Mauro Vombe, Passengers, 2017. Photo: C&

By Ousmane Diarra

A strong show of African solidarity that Mali will remember

The Bamako Encounters biennale has gained an international reputation as one of the key events in the photographic calendar, bringing together artists from all over the continent and the African diaspora to celebrate this significant  art form.

The massacres and lethal attacks on civilians and military personnel in certain countries of the Sahel meant that holding this 12th edition of the biennale entailed considerable challenges. It was thought that few artists would be tempted to make the trip to Bamako, especially given that the killers have made artists a “prime” target, in particular those they call “people of the image”—ie, photographers, painters, and sculptors, whom they accuse of “wanting to imitate God”.

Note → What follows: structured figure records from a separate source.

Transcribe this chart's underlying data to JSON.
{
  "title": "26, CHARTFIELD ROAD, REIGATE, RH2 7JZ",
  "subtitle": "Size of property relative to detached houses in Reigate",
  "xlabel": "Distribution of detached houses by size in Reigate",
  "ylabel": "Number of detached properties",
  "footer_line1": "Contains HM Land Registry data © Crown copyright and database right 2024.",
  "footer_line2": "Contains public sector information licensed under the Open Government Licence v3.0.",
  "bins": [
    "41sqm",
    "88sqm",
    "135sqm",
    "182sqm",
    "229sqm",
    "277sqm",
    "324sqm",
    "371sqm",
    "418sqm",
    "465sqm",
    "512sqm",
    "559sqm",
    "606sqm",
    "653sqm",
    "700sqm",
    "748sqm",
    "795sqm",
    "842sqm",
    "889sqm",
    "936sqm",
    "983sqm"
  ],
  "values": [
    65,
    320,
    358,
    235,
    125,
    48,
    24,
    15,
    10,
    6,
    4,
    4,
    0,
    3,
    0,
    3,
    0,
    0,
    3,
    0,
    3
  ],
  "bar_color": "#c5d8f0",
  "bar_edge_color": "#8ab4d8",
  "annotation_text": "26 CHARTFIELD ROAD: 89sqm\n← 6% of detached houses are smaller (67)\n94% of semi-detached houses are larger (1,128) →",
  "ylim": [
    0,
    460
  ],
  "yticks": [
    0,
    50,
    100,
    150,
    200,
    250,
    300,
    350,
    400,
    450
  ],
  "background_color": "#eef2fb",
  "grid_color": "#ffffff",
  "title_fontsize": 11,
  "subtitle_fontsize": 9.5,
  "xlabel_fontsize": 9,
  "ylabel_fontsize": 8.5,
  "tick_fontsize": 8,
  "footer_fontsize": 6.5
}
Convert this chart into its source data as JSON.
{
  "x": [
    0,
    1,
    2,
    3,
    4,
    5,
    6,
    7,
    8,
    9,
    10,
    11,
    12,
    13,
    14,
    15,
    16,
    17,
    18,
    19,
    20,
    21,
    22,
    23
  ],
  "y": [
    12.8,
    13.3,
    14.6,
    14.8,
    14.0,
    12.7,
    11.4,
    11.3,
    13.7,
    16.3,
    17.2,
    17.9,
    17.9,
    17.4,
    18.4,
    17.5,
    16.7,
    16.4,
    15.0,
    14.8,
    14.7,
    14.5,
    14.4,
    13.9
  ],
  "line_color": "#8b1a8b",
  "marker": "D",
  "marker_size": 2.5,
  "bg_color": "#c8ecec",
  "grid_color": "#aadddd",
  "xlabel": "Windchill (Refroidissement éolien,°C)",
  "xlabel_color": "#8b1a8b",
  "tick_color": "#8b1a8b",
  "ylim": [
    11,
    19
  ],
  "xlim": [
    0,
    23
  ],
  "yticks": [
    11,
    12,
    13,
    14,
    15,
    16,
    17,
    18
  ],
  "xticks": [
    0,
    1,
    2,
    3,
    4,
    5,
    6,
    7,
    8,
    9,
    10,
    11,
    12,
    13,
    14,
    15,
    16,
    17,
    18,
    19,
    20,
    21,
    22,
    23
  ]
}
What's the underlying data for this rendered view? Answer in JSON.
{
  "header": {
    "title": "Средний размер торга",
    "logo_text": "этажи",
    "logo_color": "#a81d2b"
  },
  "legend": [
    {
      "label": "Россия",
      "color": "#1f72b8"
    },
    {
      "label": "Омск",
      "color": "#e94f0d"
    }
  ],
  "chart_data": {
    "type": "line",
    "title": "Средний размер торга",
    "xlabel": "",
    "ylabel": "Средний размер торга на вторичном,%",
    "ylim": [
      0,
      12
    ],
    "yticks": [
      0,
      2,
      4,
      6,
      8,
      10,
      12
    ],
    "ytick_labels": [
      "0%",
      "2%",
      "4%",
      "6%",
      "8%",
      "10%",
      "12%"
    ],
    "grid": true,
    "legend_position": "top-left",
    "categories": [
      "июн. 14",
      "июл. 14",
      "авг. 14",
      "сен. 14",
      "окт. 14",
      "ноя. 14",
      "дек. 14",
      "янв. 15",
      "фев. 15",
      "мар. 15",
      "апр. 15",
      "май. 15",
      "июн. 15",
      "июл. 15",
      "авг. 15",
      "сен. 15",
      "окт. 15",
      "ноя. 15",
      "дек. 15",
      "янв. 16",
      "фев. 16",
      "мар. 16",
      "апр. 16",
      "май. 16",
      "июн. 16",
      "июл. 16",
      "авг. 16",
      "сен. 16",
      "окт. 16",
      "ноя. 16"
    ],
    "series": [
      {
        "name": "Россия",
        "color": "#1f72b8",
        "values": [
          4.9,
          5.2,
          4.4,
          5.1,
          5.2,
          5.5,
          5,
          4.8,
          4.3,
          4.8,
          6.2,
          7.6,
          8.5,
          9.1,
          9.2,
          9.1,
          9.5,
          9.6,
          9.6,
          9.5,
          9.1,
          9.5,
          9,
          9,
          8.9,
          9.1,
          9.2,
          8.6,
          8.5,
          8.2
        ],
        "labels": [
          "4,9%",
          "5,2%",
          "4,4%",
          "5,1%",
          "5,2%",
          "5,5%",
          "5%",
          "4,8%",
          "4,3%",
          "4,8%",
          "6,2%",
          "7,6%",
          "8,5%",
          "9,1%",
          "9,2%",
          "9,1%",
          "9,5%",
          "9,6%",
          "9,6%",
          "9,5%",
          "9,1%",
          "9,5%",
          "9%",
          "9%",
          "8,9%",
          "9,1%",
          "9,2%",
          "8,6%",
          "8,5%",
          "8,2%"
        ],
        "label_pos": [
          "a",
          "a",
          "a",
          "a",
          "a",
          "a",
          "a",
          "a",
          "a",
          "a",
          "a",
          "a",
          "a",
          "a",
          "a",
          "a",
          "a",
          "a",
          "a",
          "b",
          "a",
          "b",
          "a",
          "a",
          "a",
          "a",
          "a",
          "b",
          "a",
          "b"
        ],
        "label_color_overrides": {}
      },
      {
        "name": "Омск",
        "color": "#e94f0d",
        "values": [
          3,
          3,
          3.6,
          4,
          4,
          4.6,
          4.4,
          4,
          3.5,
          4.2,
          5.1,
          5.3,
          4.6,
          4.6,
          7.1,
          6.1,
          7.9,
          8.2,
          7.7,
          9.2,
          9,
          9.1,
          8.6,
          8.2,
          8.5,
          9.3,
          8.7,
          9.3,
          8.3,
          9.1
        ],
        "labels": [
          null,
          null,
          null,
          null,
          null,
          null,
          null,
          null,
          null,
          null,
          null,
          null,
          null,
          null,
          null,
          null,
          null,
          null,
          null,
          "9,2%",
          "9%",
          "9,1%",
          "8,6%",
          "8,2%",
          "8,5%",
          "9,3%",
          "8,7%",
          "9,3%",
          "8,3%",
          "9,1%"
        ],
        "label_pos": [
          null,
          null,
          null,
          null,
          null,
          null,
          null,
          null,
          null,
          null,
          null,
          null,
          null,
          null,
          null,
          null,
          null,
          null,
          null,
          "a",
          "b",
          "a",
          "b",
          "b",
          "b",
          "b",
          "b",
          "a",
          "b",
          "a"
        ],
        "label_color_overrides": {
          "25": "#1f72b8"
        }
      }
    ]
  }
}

Eric Gyamfi, Fixing Shadows, Julius and I, 2018-19

This challenge was met with flying colors. First of all, by the artists themselves, who braved the climate of fear that the terrorists set out to propagate throughout Africa. Photographers and art lovers have converged on Bamako with their work in tow and flocked to its museums, galleries, cultural centers, and schools, as if echoing the title of Aziza Hamel’s exhibition S’en fout la mort! (To Hell with Death): “It is we who are the strongest and the bravest—the proof being that, armed only with our cameras, we scare you witless, you who only know how to make the ‘Kalash[nikov]’ wail over and over again.” It is a show of solidarity that Mali can never forget.

Photographs that invite us to look ourselves right in the eye

But first, reading the catalogue and looking at the photographs reminded me of an old man in Bassala, my small village in north western Mali, who one day asked me to help him express his grief in a letter he wanted to send to his son who had gone abroad. I was 15 years old and all I could write was this: “Your father asks you to see the tears flowing down his cheek …” If I had been a photographer with a camera I would have been a bit more persuasive. And the pictures I would have taken of the old man’s words might have better helped to express the woes of migration.

Installation view, Conservatoire des arts et métiers multimédias Balla Fasseké Kouyaté, Eustaqui Neves, Good Looks, 2016 © Rencontres de Bamako

In other words, photography—at least for me—is not content with merely capturing an image viewed through a camera lens: it never has been, or else anyone could have become a Seydou Keïta, a Malick Sidibé, or many others like them.

Which is to say that photography calls for an act of creation; it is an art that is at once both singular and global, demanding the rigor and depth of thought of the philosopher, the talent and sensitivity of the poet or the musician, and the creativity of the painter or the sculptor. All of this can be found in the exhibitions and catalogue of this 12th edition of the International Biennial of African Photography.

Buhlebezwe Siwani, AmaHubo, 2018

The show revisits all the topics that are of special importance to the African continent and to humanity at large: history in spite of slavery, colonization and apartheid, and the burning issues of our time—migration, terrorism, the female condition.

Established and up-and-coming photographers alike astonish us with their inventiveness and creativity in revealing the immense cultural wealth of the African continent.

Congratulations to all the artists and organizations involved, and long live the Bamako Encounters!

 

The 12th edition of the Bamako Encounters – African Biennale of Photography – continues in Mali until 31 January 2020.

 

A graduate of the École Normale Supérieure de Bamako (Modern Letters), Ousmane Diarra is a novelist, poet, short story writer and storyteller. With Editions Gallimard he has published La route des clameurs (2014 and 2020 in folio) as well as Vieux lézard, Pagne de femme. He has also published collections of short stories and poetry, as well as several more children’s books in Mali and in Europe. Ousmane Diarra works as a librarian at the Institut Français in Mali.